Hello,
Using other frameworks I have used weight decay on the cost function rather than layer wise. How does weight decay per layer work?
And if I wanted to do weight decay to the cost function how would it be on Keras. Thank you.
Cheers,
EM
Weight decay is added by Regularizers
(docs). It only works on layers you add this argument.
This issue has been automatically marked as stale because it has not had recent activity. It will be closed if no further activity occurs, but feel free to re-open it if needed.
Can somebody explain the original question? I also know weight decay only in the cost function. So how should I implement this in Keras?
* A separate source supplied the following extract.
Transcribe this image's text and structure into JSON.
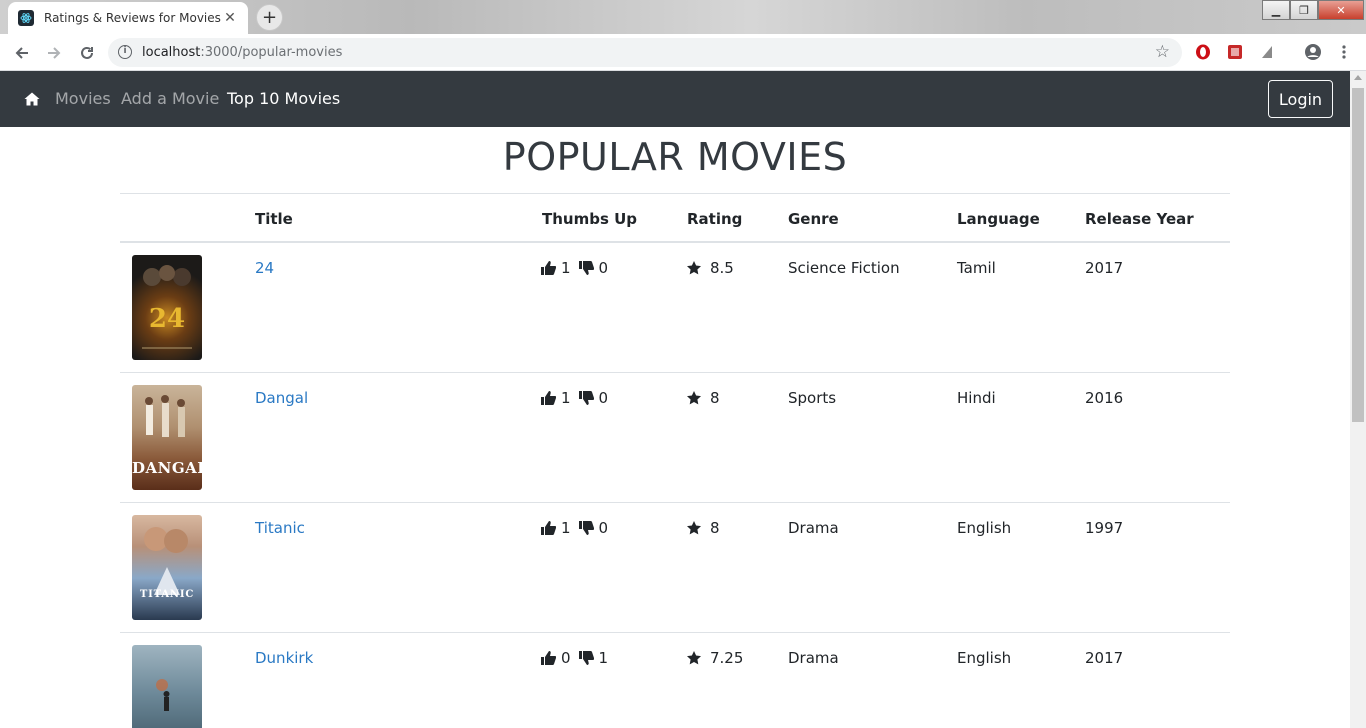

@michaelschleiss, you can take a look at the docs that @joelthchao referred to.
The question is about whether or not it is possible to add the weight decay term manually to the global cost function in a Keras model. While it is possible to create your own cost function, in addition to Keras' preimplemented cost functions (see the docs here), it doesn't seems as if there is an easy to get hold of the weight matrix, which you would need in order to add the weight decay term to the cost. Only the true labels and the predicted labels seem to be accessible from within a custom cost method.
If you are interested in adding regularization to your network, your best bet would be to consider layer-specific regularizers that you would have to add one by one.
I have also this problem. I think the global weight decay is actually not equal to the layer-wise weight decay.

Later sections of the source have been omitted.